Transformation of the spiral arteries by trophoblast is crucial to successful implantation because these changes convert the arteries from muscular vessels into flaccid sacs capable of transmitting the increased blood flow required for the developing fetoplacental unit. Failure of this arterial transformation will result in reduced conductance and poor perfusion of the placenta, which will affect the development of the villous tree. This in turn will lead to clinical conditions such as miscarriage, stillbirth, fetal growth restriction and pre-eclampsia ( Fig. 6.2 ).

• Fig. 6.2, Disorders of human pregnancy resulting from abnormal placentation. A, The blood supply to a human pregnant uterus. B, Normal pregnancy. Maternal blood flow to the intervillous space begins at around 10 weeks’ gestation. The spiral arteries of the placental bed are converted to uteroplacental arteries by the action of migratory extravillous trophoblast cells.
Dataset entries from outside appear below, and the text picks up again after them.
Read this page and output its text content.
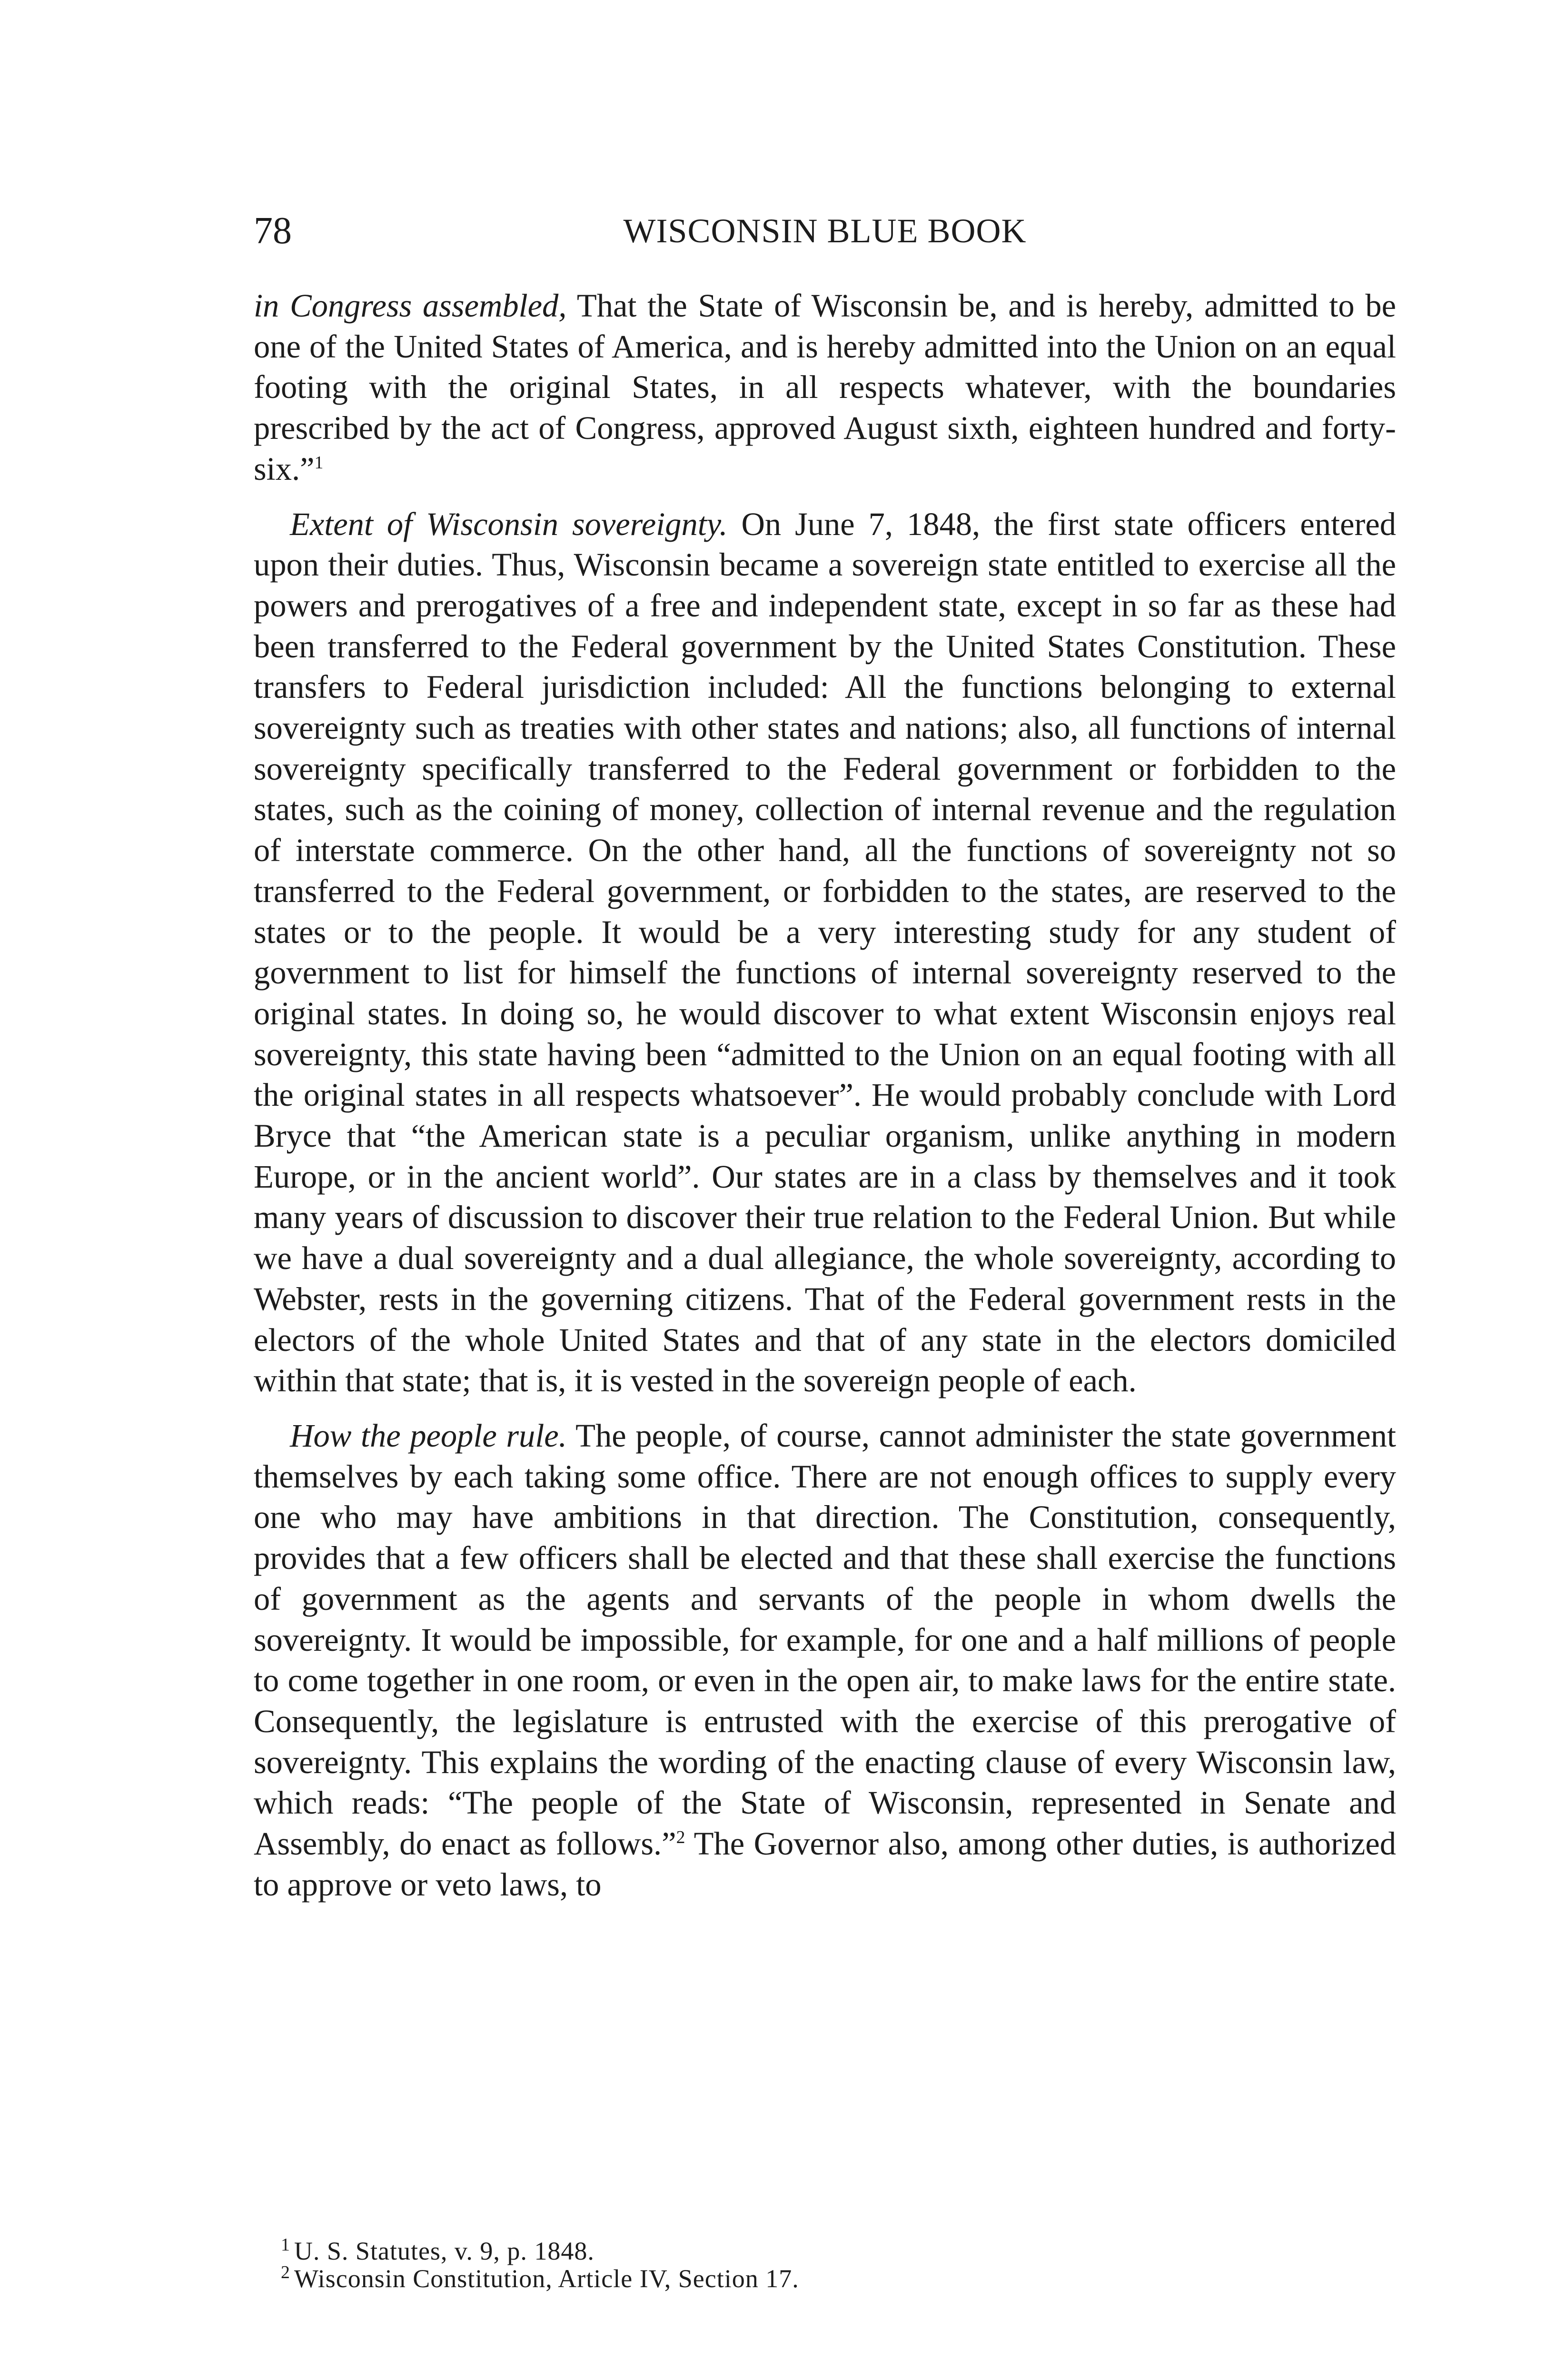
78	WISCONSIN BLUE BOOK

in Congress assembled, That the State of Wisconsin be, and is hereby, admitted to be one of the United States of America, and is hereby admitted into the Union on an equal footing with the original States, in all respects whatever, with the boundaries prescribed by the act of Congress, approved August sixth, eighteen hundred and forty-six.”$^1$

Extent of Wisconsin sovereignty. On June 7, 1848, the first state officers entered upon their duties. Thus, Wisconsin became a sovereign state entitled to exercise all the powers and prerogatives of a free and independent state, except in so far as these had been transferred to the Federal government by the United States Constitution. These transfers to Federal jurisdiction included: All the functions belonging to external sovereignty such as treaties with other states and nations; also, all functions of internal sovereignty specifically transferred to the Federal government or forbidden to the states, such as the coining of money, collection of internal revenue and the regulation of interstate commerce. On the other hand, all the functions of sovereignty not so transferred to the Federal government, or forbidden to the states, are reserved to the states or to the people. It would be a very interesting study for any student of government to list for himself the functions of internal sovereignty reserved to the original states. In doing so, he would discover to what extent Wisconsin enjoys real sovereignty, this state having been “admitted to the Union on an equal footing with all the original states in all respects whatsoever”. He would probably conclude with Lord Bryce that “the American state is a peculiar organism, unlike anything in modern Europe, or in the ancient world”. Our states are in a class by themselves and it took many years of discussion to discover their true relation to the Federal Union. But while we have a dual sovereignty and a dual allegiance, the whole sovereignty, according to Webster, rests in the governing citizens. That of the Federal government rests in the electors of the whole United States and that of any state in the electors domiciled within that state; that is, it is vested in the sovereign people of each.

How the people rule. The people, of course, cannot administer the state government themselves by each taking some office. There are not enough offices to supply every one who may have ambitions in that direction. The Constitution, consequently, provides that a few officers shall be elected and that these shall exercise the functions of government as the agents and servants of the people in whom dwells the sovereignty. It would be impossible, for example, for one and a half millions of people to come together in one room, or even in the open air, to make laws for the entire state. Consequently, the legislature is entrusted with the exercise of this prerogative of sovereignty. This explains the wording of the enacting clause of every Wisconsin law, which reads: “The people of the State of Wisconsin, represented in Senate and Assembly, do enact as follows.”$^2$ The Governor also, among other duties, is authorized to approve or veto laws, to

$^1$ U. S. Statutes, v. 9, p. 1848.
$^2$ Wisconsin Constitution, Article IV, Section 17.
Both the arterial media and the endothelium are disrupted by trophoblast cells, converting the artery into a wide-calibre vessel that can deliver blood to the intervillous space at low pressure. The small basal arteries are not involved and remain as nutritive vessels to the inner myometrium and decidua basalis. C, Pre-eclampsia and fetal growth restriction. When trophoblast cell invasion is inadequate, there is deficient transformation of the spiral arteries. The disturbed pattern of blood flow leads to reduced growth of the branches of the placental villous tree, which results in poor fetal growth.